CS267: Lecture 2

Principles of Parallel Computation

Uniprocessor Optimizations

 

Th, August 29, 2002

Lecturer: Horst D. Simon

Abstract

We consider some basic principles of parallel computing, such as speed-up, scaled speed-up, Amdahl's law,  data locality, load balancing, and synchromization.
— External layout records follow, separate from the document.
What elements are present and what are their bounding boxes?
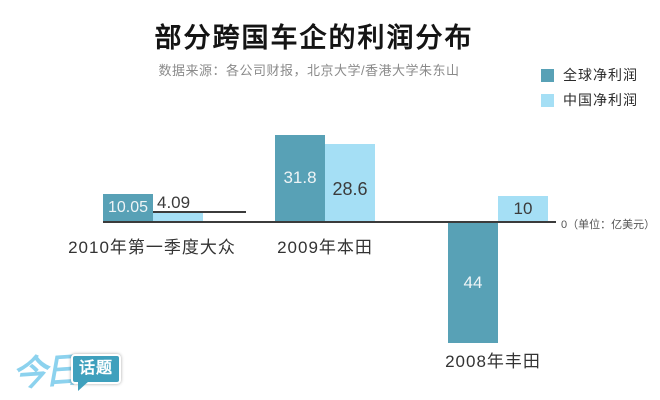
bar-honda-china-profit: 28.6 [325,144,375,221]
bar-value-vw-global: 10.05 [107,198,149,216]
legend-item-global-profit: 全球净利润 [541,67,638,83]
vw-china-label-underline [153,211,246,213]
bar-toyota-global-loss: 44 [448,223,498,343]
category-label-honda: 2009年本田 [277,238,373,257]
bar-value-toyota-china: 10 [513,198,533,218]
logo-bubble-text: 话题 [79,360,114,377]
axis-zero-unit-label: 0（单位：亿美元） [561,219,656,231]
legend-label-china-profit: 中国净利润 [563,92,638,108]
bar-value-honda-global: 31.8 [283,168,317,187]
logo-script-text: 今日 [10,350,78,395]
x-axis-zero-line [103,221,556,223]
legend: 全球净利润 中国净利润 [541,67,638,117]
bar-vw-global-profit: 10.05 [103,194,153,221]
chart-subtitle: 数据来源：各公司财报，北京大学/香港大学朱东山 [158,63,460,78]
bar-toyota-china-profit: 10 [498,196,548,221]
category-label-vw: 2010年第一季度大众 [68,238,236,257]
legend-swatch-china-profit [541,93,554,107]
chart-title: 部分跨国车企的利润分布 [154,23,474,53]
bar-value-vw-china: 4.09 [157,193,191,212]
bar-value-toyota-global: 44 [463,273,483,292]
legend-item-china-profit: 中国净利润 [541,92,638,108]
category-label-toyota: 2008年丰田 [445,352,541,371]
logo-jinri-huati: 今日 话题 [10,344,132,395]
legend-swatch-global-profit [541,68,554,82]
logo-speech-bubble: 话题 [71,354,122,391]
logo-bubble-tail-icon [78,381,89,391]
legend-label-global-profit: 全球净利润 [563,67,638,83]
bar-value-honda-china: 28.6 [332,179,368,199]
bar-vw-china-profit [153,213,203,221]
bar-honda-global-profit: 31.8 [275,135,325,221]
We study the structure and performance properties of modern processors, with special attention on their memory hierarchies.  We describe a type of memory benchmark that can be used to expose performance feature of the memory hierarchy, and look at some examples from specific machines.

2002 Lecture Notes

PowerPoint

Readings

  • Sourcebook, Chapter 2
  • "Development Of Parallel Methods For A 1,024-Processor Hypercube,"  J.L. Gustafson, G.R. Montry and R.E. Benner, SIAM Journal on Scientific and Statistical Computing, Vol. 9, No. 4, July 1988. (HTML version ) (PDF version)
  • "Empirical Evaluation of the Cray T3D - A Compiler Perspective" (explains the memory benchmark plot used in lecture)
  • BeBOP Homepage
  • ATLAS Homepage
  • BLAS (Basic Linear Algebra Subroutines), Reference for (unoptimized) implementations of the BLAS, with documentation.
  • LAPACK (Linear Algebra PACKage), a standard linear algebra library optimized to use the BLAS effectively on uniprocessors and shared memory machines (software, documentation and reports)
  • ScaLAPACK (Scalable LAPACK), a parallel version of LAPACK for distributed memory machines (software, documentation and reports)
  • Questions that you should be able to answer:

    1. What is Amdahl's Law?
    2. What does scaled speed-up imply for the selection of the number of processors for an application?
    3. What are physics limits to scalability?
    4. Why do we have memory hierarchies?
    5. What type of parallelism can be found on a uniprocessor?
    6. How can it be exploited for performance?
    7. What is pipelining?
    8. What are the limits to instruction level parallelism?
    9. How does the memory hierarchy (cache) influence performance?